Jalen Hurd’s injury gives Jauan Jennings a roster spot, and Kendrick Bourne, Deebo Samuel, Brandon Aiyuk, Trent Taylor and even Dante Pettis are all locks at this point. But with Samuel hurt, a seventh wide receiver will need to make the team, especially for special teams. The question would seem to be whether that’s Tavon Austin or J.J. Nelson. We’ve not seen enough from either to properly assess the competition, but Nelson was singled out has having the fastest 40 time as a potential deep ball threat. Richie James Jr.’s injury probably costs him a roster spot and he probably doesn’t make it through waivers.
All five starters make the team, though it’s really six, with Brunskill opening the season as the starting center. Ben Garland injured his ankle on Tuesday and Compton is a more capable starting guard. Brunskill took myriad snaps at center and is well prepared to play the position. Justin Skule becomes the swing tackle backup, with Colton McKivitz the backup guard.
All the starters, plus Solomon Thomas are locks. That’s six players, with the 49ers likely to take 10. For numbers’ sake and because they love depth, they’ll have at least two more interior players, with Kevin Givens and Kentavius Street the choices because of the ability they’ve flashed and because it’s unclear if Jullian Taylor can make it back in time for the start of the season. More likely, I think he opens up the year on reserve/PUP to return around Week 7, as may be the case for Ronald Blair III. Because Blair may be slow to return, too, Dion Jordan gets the second depth spot, with the so-far impressive Kerry Hyder the primary backup.
Fred Warner, Kwon Alexander and Dre Greenlaw are making this team. What remains, effectively, are a pair of two-person competitions: Joe Walker vs. Mark Nzeocha and Azeez Al-Shaair vs. Jonas Griffith (and technically Demetrius Flannigan-Fowles). The former are two veteran presences with special teams acumen, but it’s unlikely the 49ers take two of those on board. The second is a young player with athletic upside and speed on special teams. Al-Shaair is quick and was a prolific tackler in college, but struggles in coverage. Griffith is a hulking linebacker who might just be the fastest in the group (even quicker than Kwon Alexnader), but may be snakebitten by the lack of OTAs, rookie minicamp and shortened, preseason-game-less training camp.
Richard Sherman, Ahkello Witherspoon, Emmanuel Moseley and K’Waun Williams are locks. Williams, though, is dealing with a calf injury which could be a problem. Jamar Taylor may have a route to a roster spot as the backup nickel, the spot D.J. Reed Jr. occupied last year. The issue the 49ers have is they like that backup nickel to be available on special teams. Can Tim Harris play there potentially? They’ll need to find another option. Jason Verrett may well make this team if he stays healthy, but the numbers don’t favor him.

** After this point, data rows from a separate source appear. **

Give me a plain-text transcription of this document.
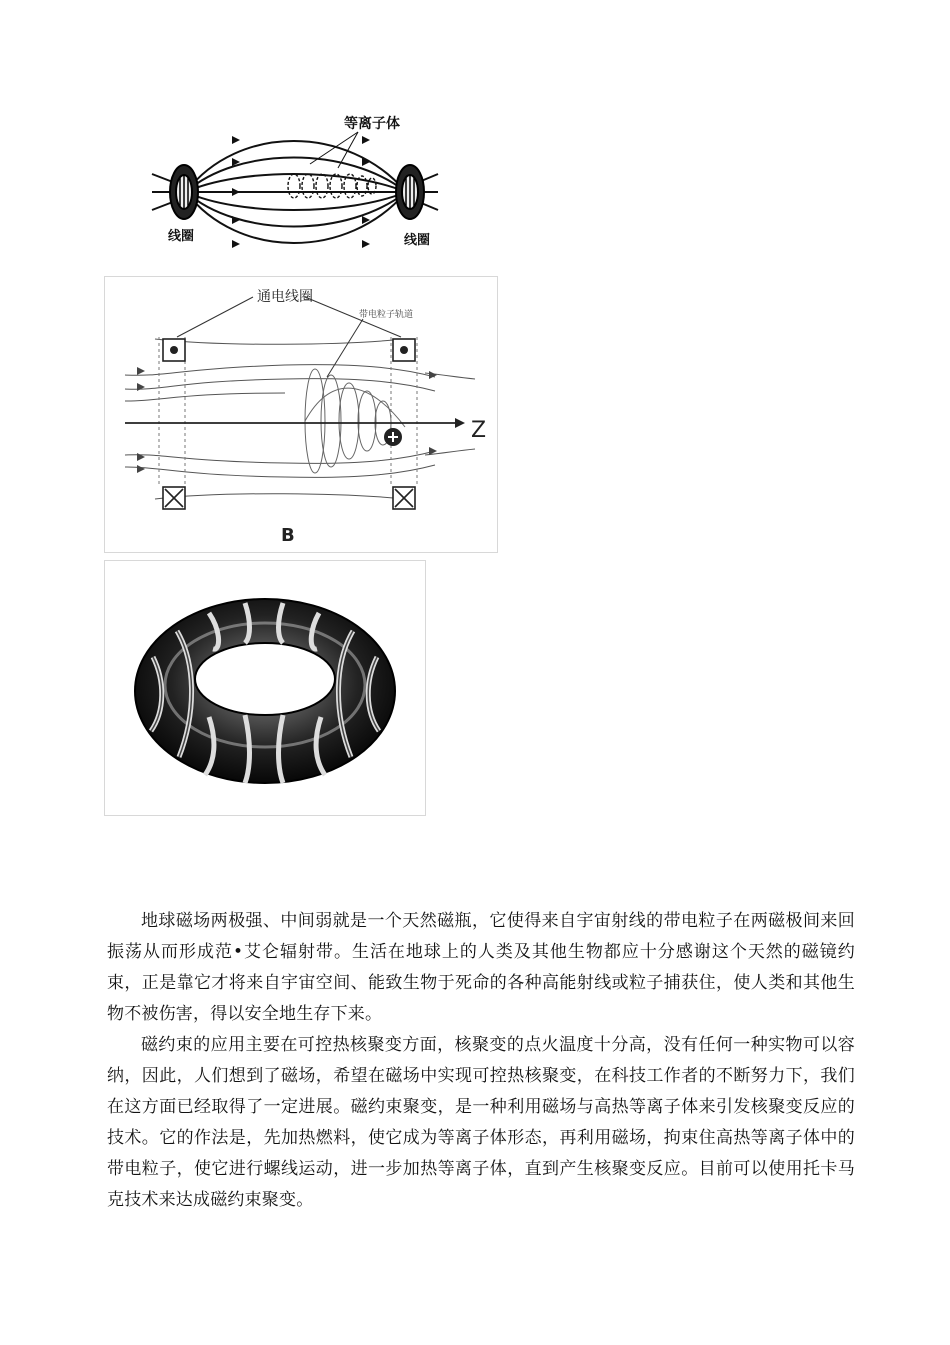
等离子体
线圈	线圈
通电线圈
带电粒子轨道
Z
B

地球磁场两极强、中间弱就是一个天然磁瓶，它使得来自宇宙射线的带电粒子在两磁极间来回振荡从而形成范•艾仑辐射带。生活在地球上的人类及其他生物都应十分感谢这个天然的磁镜约束，正是靠它才将来自宇宙空间、能致生物于死命的各种高能射线或粒子捕获住，使人类和其他生物不被伤害，得以安全地生存下来。

磁约束的应用主要在可控热核聚变方面，核聚变的点火温度十分高，没有任何一种实物可以容纳，因此，人们想到了磁场，希望在磁场中实现可控热核聚变，在科技工作者的不断努力下，我们在这方面已经取得了一定进展。磁约束聚变，是一种利用磁场与高热等离子体来引发核聚变反应的技术。它的作法是，先加热燃料，使它成为等离子体形态，再利用磁场，拘束住高热等离子体中的带电粒子，使它进行螺线运动，进一步加热等离子体，直到产生核聚变反应。目前可以使用托卡马克技术来达成磁约束聚变。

Given his injury history, the 49ers may look to try and sneak him on the practice squad as one of their veterans, giving themselves an extra corner on game days if they need one due to the NFL’s new rule allowing for two practice squad promotions to the active roster.
Jimmie Ward, Tarvarius Moore and Jaquiski Tartt are safe. The only question is if the team goes with four safeties, and if they do, if it’s Marcell Harris or Jared Mayden. Harris has absolutely horrible deep coverage skills, but he’s a great box safety option as a backup and continues to demonstrate a ball-hawking knack and affirm his propensity for turnovers and hard hits. Jared Mayden probably doesn’t have enough time to compete properly for that spot, and because the 49ers may use more dime packages this season, they may have to take four safeties.